La rédemption
comme limite divine imposée au mal
Comment doit-on entendre plus précisément cette limite au mal dont
nous sommes en train de parler? En quoi consiste l'essence de cette limite ?
Quand je parle de limite imposée au mal, je pense avant tout à la limite historique qui, grâce à la Providence, a été imposée au mal des totalitarismes qui se sont
affirmés au xxe siècle : le national-socialisme, puis le communisme
marxiste. Mais il m'est difficile, dans cette perspective, de ne pas
m'attarder sur quelque autre réflexion de caractère théologique. Il ne
s'agit pas ici d'entreprendre le type de questionnement qui est parfois
qualifié de « théologie de l'histoire ». Il s'agit plutôt d'une démarche
qui cherche à descendre plus en profondeur, au moyen de la réflexion
théologique, jusqu'à rejoindre les racines du mal, pour découvrir la
possibilité de le surmonter grâce au Christ.
C'est Dieu lui-même qui peut imposer une limite définitive au mal.

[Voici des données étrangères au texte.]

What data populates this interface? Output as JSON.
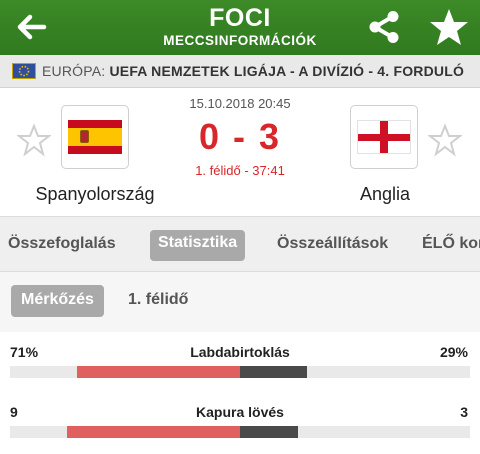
{
  "header": {
    "title": "FOCI",
    "subtitle": "MECCSINFORMÁCIÓK"
  },
  "icons": {
    "back": "arrow-left-icon",
    "share": "share-icon",
    "favorite": "star-icon"
  },
  "competition": {
    "region": "EURÓPA:",
    "name": "UEFA NEMZETEK LIGÁJA - A DIVÍZIÓ - 4. FORDULÓ",
    "flag": "europe-flag-icon"
  },
  "match": {
    "datetime": "15.10.2018 20:45",
    "score": "0 - 3",
    "status": "1. félidő - 37:41",
    "home": {
      "name": "Spanyolország",
      "flag": "spain-flag"
    },
    "away": {
      "name": "Anglia",
      "flag": "england-flag"
    }
  },
  "tabs": [
    {
      "label": "Összefoglalás",
      "active": false
    },
    {
      "label": "Statisztika",
      "active": true
    },
    {
      "label": "Összeállítások",
      "active": false
    },
    {
      "label": "ÉLŐ kom",
      "active": false
    }
  ],
  "subtabs": [
    {
      "label": "Mérkőzés",
      "active": true
    },
    {
      "label": "1. félidő",
      "active": false
    }
  ],
  "stats": [
    {
      "label": "Labdabirtoklás",
      "home": "71%",
      "away": "29%",
      "home_share": 0.71,
      "away_share": 0.29
    },
    {
      "label": "Kapura lövés",
      "home": "9",
      "away": "3",
      "home_share": 0.75,
      "away_share": 0.25
    }
  ],
  "colors": {
    "header_green": "#2f7a1e",
    "score_red": "#d8272b",
    "home_bar": "#e06060",
    "away_bar": "#4a4a4a",
    "tab_active_bg": "#a9a9a9"
  }
}
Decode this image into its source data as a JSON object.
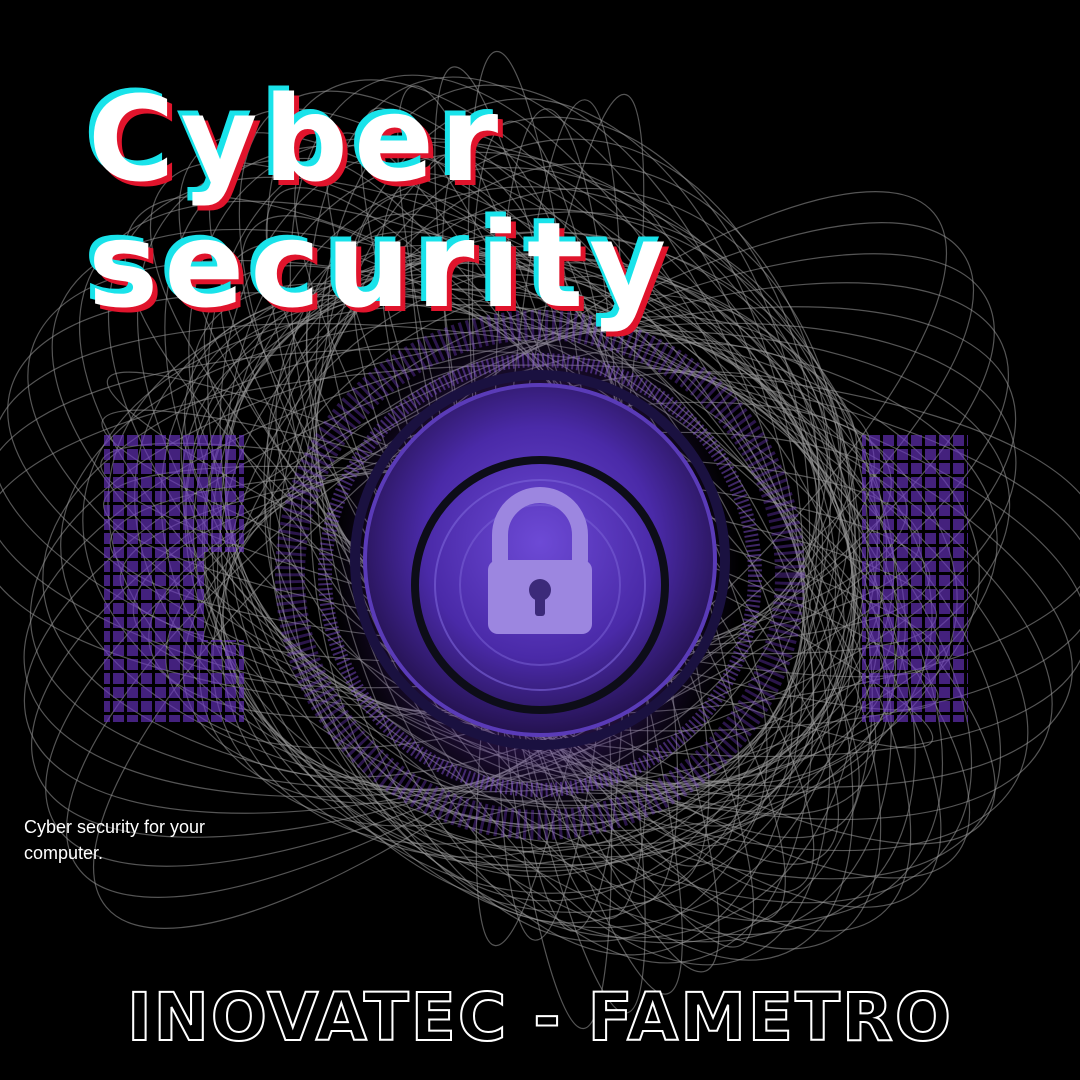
{
  "poster": {
    "title_line1": "Cyber",
    "title_line2": "security",
    "caption": "Cyber security for your computer.",
    "footer": "INOVATEC - FAMETRO"
  },
  "icons": {
    "center": "padlock-icon",
    "background": "wire-mesh-pattern"
  },
  "colors": {
    "background": "#000000",
    "title": "#ffffff",
    "title_shadow_cyan": "#19e3ea",
    "title_shadow_red": "#e0142c",
    "accent_purple": "#7a3fd6",
    "mesh": "#9a9a9a"
  }
}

Par essence, Il est en effet la justice. Il l'est parce qu'il est Celui
qui récompense le bien et punit le mal, en parfaite adéquation à la
réalité. Ici, il s'agit du mal moral, il s'agit du péché. Dans le
paradis terrestre apparaît déjà à l'horizon de l'histoire de l'homme le
Dieu qui juge et qui punit. Le livre de la Genèse décrit en détail la
peine subie par nos premiers parents après leur péché (cf. Genèse 3,
14-19). Et leur peine s'est prolongée tout au long de l'histoire de
l'homme. Le péché originel est en effet un péché héréditaire. Comme tel,
il dénote la tendance peccamineuse innée de l'homme, l'inclination
enracinée en lui au mal plutôt qu'au bien. Il y a en l'homme une
faiblesse congénitale de nature morale, qui va de pair avec la fragilité
de son être, avec sa fragilité psychologique et physique. À cette
fragilité s'ajoutent les multiples souffrances que la Bible, depuis ses
premières pages, présente comme punitions du péché.,
On peut donc dire que l'histoire de l'homme est, depuis les origines,
marquée par la limite que le Dieu Créateur impose au mal. Le concile
Vatican II s'est beaucoup exprimé sur ce thème dans la constitution
pastorale Gaudium et spes. Il vaudrait la peine de rapporter ici
l'exposé, que le concile consacre en introduction à la situation de
l'homme dans le monde contemporain - et pas seulement en lui. Mais je me
limiterai à quelques citations sur le thème du péché et de la tendance
peccamineuse de l'homme
Car l'homme, s'il examine son coeur, se découvre enclin aussi au mal,
et emmêlé dans de nombreux maux qui ne peuvent provenir de son Créateur, qui est bon. Refusant souvent de reconnaître Dieu comme son principe,
l'homme a, par là même, détruit l'ordre juste qui l'orientait vers sa
fin ultime en même temps que tout ce qui l'ordonnait à lui-même, aux
autres hommes, à toutes les choses créées. Ainsi c'est en lui-même que
l'homme est divisé. C'est pourquoi toute la vie des hommes, individuelle
ou collective, se révèle comme une lutte, à la vérité dramatique, entre
le bien et le mal, entre la lumière et les ténèbres. Bien plus, l'homme
se découvre incapable de lutter par lui-même, de façon efficace, contre
les assauts du mal, de sorte que chacun se sent comme chargé de chaînes.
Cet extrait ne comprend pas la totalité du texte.